Allyson Felix heard the roar of a World Championships home crowd for the first and last time on Friday, and while a bronze medal was not the way she wanted to end her track career, she said it was more important to “embrace the journey”.

Felix and her 4x400 mixed relay teammates were left on the bottom step of the podium in Eugene, Oregon after being caught down the home stretch by the Dominican Republic and the Netherlands.

A fan of Allyson Felix is seen after the mixed 4x400 metres relay. — Reuters
A fan of Allyson Felix is seen after the mixed 4x400 metres relay. — Reuters

There were many empty seats at Hayward Field but the fans let 36-year-old Felix know they were behind her every step of the way when she took the baton one last time.

“It’s really cool to have it at home,” said Felix, who ran the second leg. “It had always been something I was a little envious when you have an athlete from the home crowd and you hear that roar.

“And tonight it was cool because we got that.”

Allyson Felix gives her daughter Camryn her bronze medal. — AP
Allyson Felix gives her daughter Camryn her bronze medal. — AP

Felix won the first of her 11 Olympic medals as an 18-year-old at the 2004 Athens Games when she picked up a 200m silver.

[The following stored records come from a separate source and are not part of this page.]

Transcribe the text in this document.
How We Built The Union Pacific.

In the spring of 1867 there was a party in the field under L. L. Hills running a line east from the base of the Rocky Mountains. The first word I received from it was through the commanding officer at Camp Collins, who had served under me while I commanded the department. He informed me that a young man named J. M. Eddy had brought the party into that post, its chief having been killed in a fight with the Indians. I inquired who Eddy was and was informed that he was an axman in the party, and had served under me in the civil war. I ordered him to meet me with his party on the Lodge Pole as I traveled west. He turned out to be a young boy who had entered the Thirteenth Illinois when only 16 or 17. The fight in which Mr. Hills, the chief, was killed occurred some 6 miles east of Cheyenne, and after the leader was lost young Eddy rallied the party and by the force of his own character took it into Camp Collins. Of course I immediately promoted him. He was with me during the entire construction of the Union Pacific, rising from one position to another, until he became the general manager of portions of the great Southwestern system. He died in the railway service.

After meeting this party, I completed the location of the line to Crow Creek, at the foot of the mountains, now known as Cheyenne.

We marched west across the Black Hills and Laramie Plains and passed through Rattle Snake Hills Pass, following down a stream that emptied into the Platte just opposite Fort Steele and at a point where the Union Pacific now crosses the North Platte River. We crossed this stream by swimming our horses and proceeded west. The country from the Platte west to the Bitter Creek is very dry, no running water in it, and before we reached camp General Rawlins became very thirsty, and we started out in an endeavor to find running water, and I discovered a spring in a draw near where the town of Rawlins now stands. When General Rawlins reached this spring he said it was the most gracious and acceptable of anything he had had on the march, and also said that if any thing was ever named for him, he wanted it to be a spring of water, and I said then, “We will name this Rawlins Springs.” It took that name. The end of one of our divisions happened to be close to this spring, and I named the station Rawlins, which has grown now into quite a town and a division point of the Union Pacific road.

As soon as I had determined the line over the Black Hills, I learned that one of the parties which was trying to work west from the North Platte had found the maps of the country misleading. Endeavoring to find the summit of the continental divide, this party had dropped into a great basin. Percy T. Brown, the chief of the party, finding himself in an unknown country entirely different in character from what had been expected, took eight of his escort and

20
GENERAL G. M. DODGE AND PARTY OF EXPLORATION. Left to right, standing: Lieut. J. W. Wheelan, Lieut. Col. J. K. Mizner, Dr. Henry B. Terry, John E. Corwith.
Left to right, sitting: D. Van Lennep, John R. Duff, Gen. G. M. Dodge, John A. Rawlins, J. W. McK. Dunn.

She bookended her Olympic career by winning 400m bronze and 4x400m relay gold at Tokyo last year, becoming the most decorated woman in the history of the sport.

Asked what wisdom she had to offer to the next generation of athletes, Felix said: “Embrace the journey.

“When you love something this much and you have difficult moments, it can break your heart,” she told reporters.

“Every defeat, every feeling of failure, it’s an opportunity to get better. And I wish that I really would have known that earlier.”

A final street race in Los Angeles is planned for August to close out her career.

“To hear from my fellow athletes and younger athletes - it’s been an emotional day and time period of just messages and I think it’s just something I never expected,” said Felix.

“I’m so excited to know this sport is in such great hands.”